Ouverte lundi, la session parlementaire qui se déroulera jusqu’au mois de juin prochain aura un programme chargé. Les membres des deux chambres du parlement (APN et Conseil de la Nation) vont devoir étudier plusieurs lois qui détermineront, à coup sûr, l’avenir de l’Algérie.

Le premier texte que députés et sénateurs vont examiner sera le pan d’action du gouvernement. Le document, qui sera présenté mercredi en conseil des ministres, devra être examiné au parlement dans une dizaine de jours. Ce sera une feuille de route qui déterminera l’action du gouvernement lors des prochains mois. Il ne différera certainement pas de celui qu’a présenté Abdelmadjid Tebboune. Mais il prendre d’autres formes. Exemple, Ahmed Ouyahia n’évoquera plus la « séparation de l’argent » du pouvoir politique, comme l’a fait son prédécesseur.

L’autre loi importante, qui sera examinée mercredi en Conseil des ministres, est celle de la Monnaie et le crédit. Cette loi, qui donne des prérogatives à la Banque d’Algérie en matière de gestion des finances du pays, va permettre aux autorités de « trouver des financements non-conventionnels » pour financer les projets économiques. Cela peut être par le biais d’artifices bancaires ou par le moyen de recours –risqué- à la planche à billet.

Après cela, les députés et sénateurs se pencheront, en octobre, sur la Loi de Finances 2018. C’est ce texte de loi qui déterminera les nouveautés budgétaires de l’année prochaine. La loi pourra  comporter notamment de nouvelles textes et impôts qui vont aider les autorités à réduire le déficit budgétaire abyssal qui s’accumule d’année en année.

Parmi les lois « urgentes » qui vont atterrir sur les bureaux des parlementaires, celle qui devra gérer les collectivités territoriales est l’une des plus attendues. Les deux lois existant actuellement, à savoir le code de la Commune et celui de la wilaya, vont être jumelés. Mais on ne sait pas si les autorités acceptent enfin de donner plus de prérogatives aux élus locaux ou pas.

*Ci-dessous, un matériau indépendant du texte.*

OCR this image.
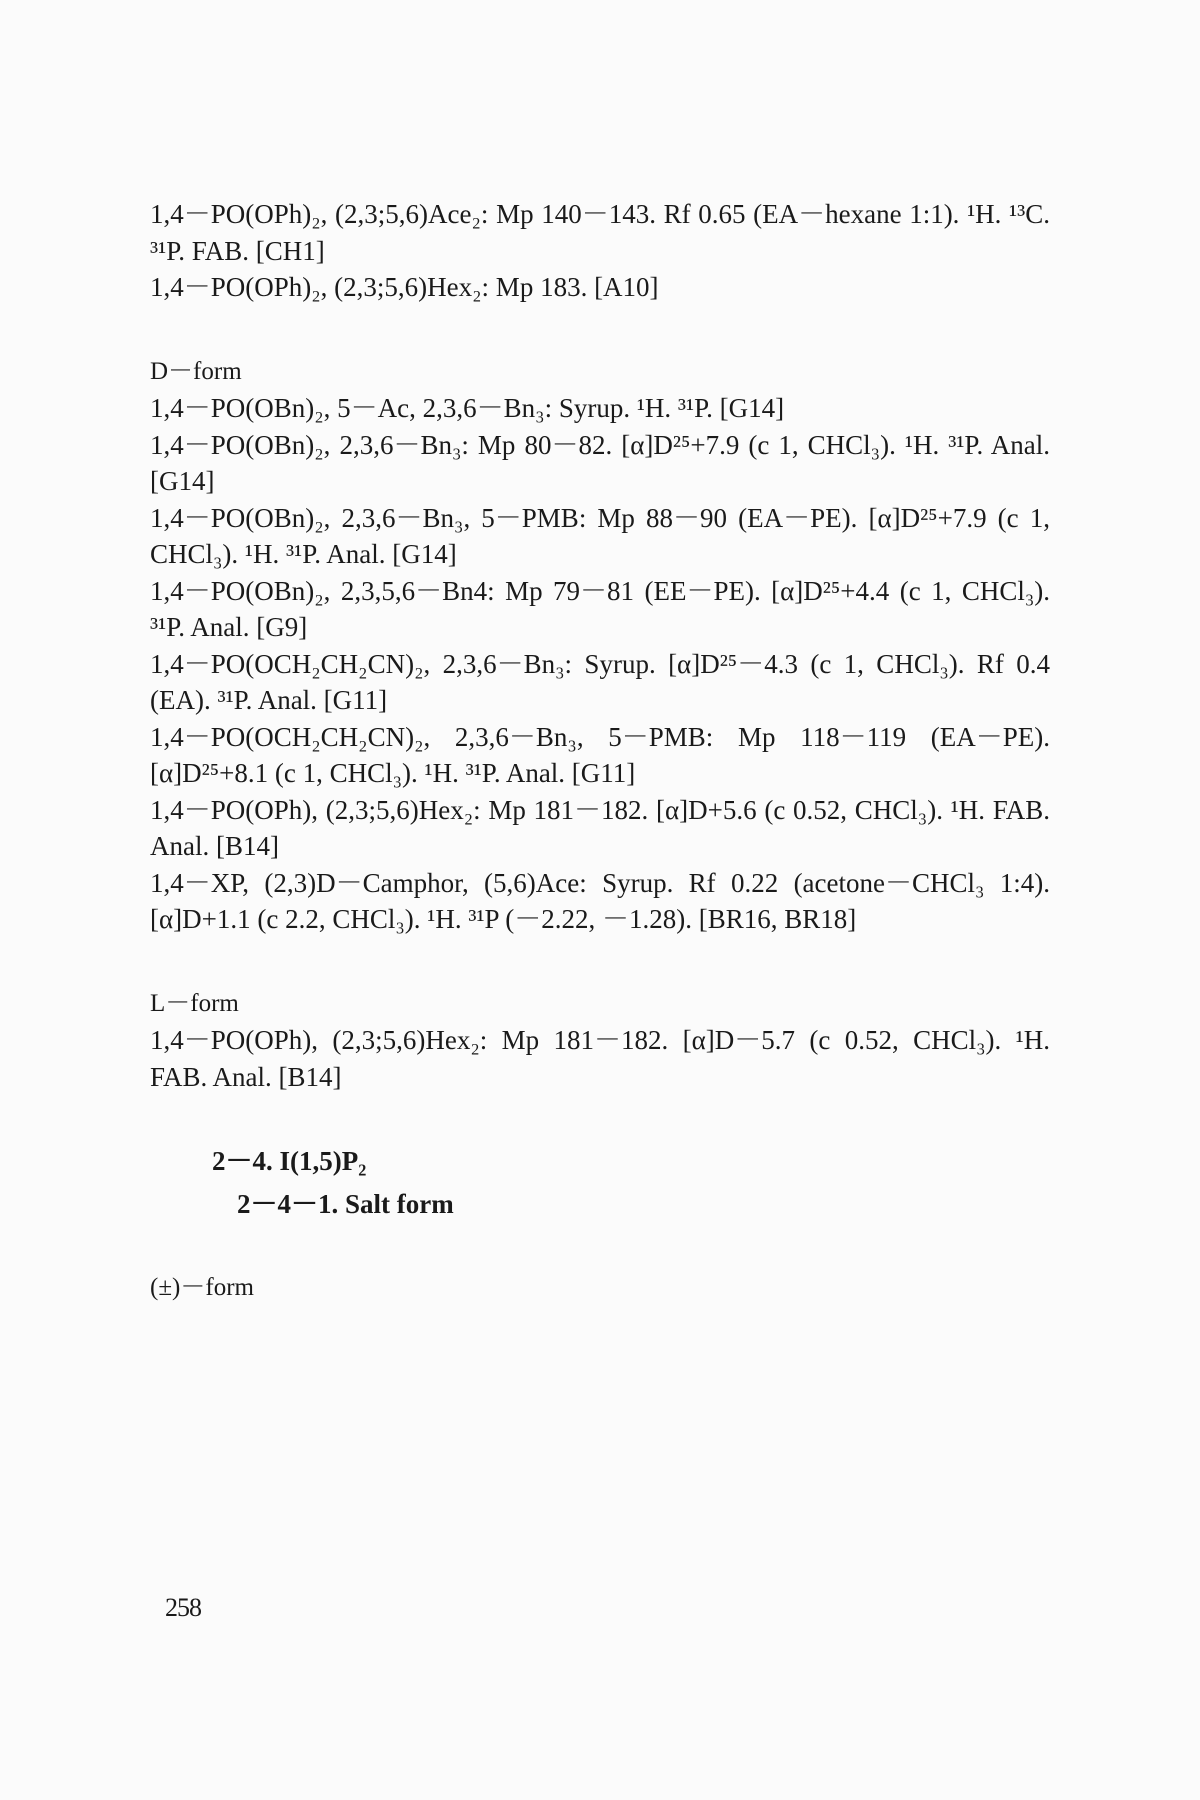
1,4－PO(OPh)₂, (2,3;5,6)Ace₂: Mp 140－143. Rf 0.65 (EA－hexane 1:1). ¹H. ¹³C. ³¹P. FAB. [CH1]

1,4－PO(OPh)₂, (2,3;5,6)Hex₂: Mp 183. [A10]

D－form

1,4－PO(OBn)₂, 5－Ac, 2,3,6－Bn₃: Syrup. ¹H. ³¹P. [G14]

1,4－PO(OBn)₂, 2,3,6－Bn₃: Mp 80－82. [α]D²⁵+7.9 (c 1, CHCl₃). ¹H. ³¹P. Anal. [G14]

1,4－PO(OBn)₂, 2,3,6－Bn₃, 5－PMB: Mp 88－90 (EA－PE). [α]D²⁵+7.9 (c 1, CHCl₃). ¹H. ³¹P. Anal. [G14]

1,4－PO(OBn)₂, 2,3,5,6－Bn4: Mp 79－81 (EE－PE). [α]D²⁵+4.4 (c 1, CHCl₃). ³¹P. Anal. [G9]

1,4－PO(OCH₂CH₂CN)₂, 2,3,6－Bn₃: Syrup. [α]D²⁵－4.3 (c 1, CHCl₃). Rf 0.4 (EA). ³¹P. Anal. [G11]

1,4－PO(OCH₂CH₂CN)₂, 2,3,6－Bn₃, 5－PMB: Mp 118－119 (EA－PE). [α]D²⁵+8.1 (c 1, CHCl₃). ¹H. ³¹P. Anal. [G11]

1,4－PO(OPh), (2,3;5,6)Hex₂: Mp 181－182. [α]D+5.6 (c 0.52, CHCl₃). ¹H. FAB. Anal. [B14]

1,4－XP, (2,3)D－Camphor, (5,6)Ace: Syrup. Rf 0.22 (acetone－CHCl₃ 1:4). [α]D+1.1 (c 2.2, CHCl₃). ¹H. ³¹P (－2.22, －1.28). [BR16, BR18]

L－form

1,4－PO(OPh), (2,3;5,6)Hex₂: Mp 181－182. [α]D－5.7 (c 0.52, CHCl₃). ¹H. FAB. Anal. [B14]

2－4. I(1,5)P₂
2－4－1. Salt form

(±)－form

258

En tout, ce sont pas moins de 26 projets de lois qui seront débattus au parlement d’ici la fin de l’année. Parmi les lois les plus importantes et qui auront un impact direct sur la vie des Algériens, on peut retenir les projets de loi fixant règles générales à la Poste et aux communications électroniques, la loi amendant l’ordonnance de 1971 sur la justice militaire et celle sur les règles générales relatives à la prévention des risques d’incendies et de la panique.

Outre le projet de loi relatif à l’organisation pénitentiaire et la réforme sociale des détenus, ceux relatifs à la protection du consommateur et à la répression des fraudes, aux activités publicitaires, les députés examineront les projets relatifs à la formation professionnelle et les mines. Toutes ces nouvelles lois comporteront de nouvelles mesures qui changeront radicalement la vie quotidien de nos compatriotes. Nous y reviendrons dans nos prochaines publications.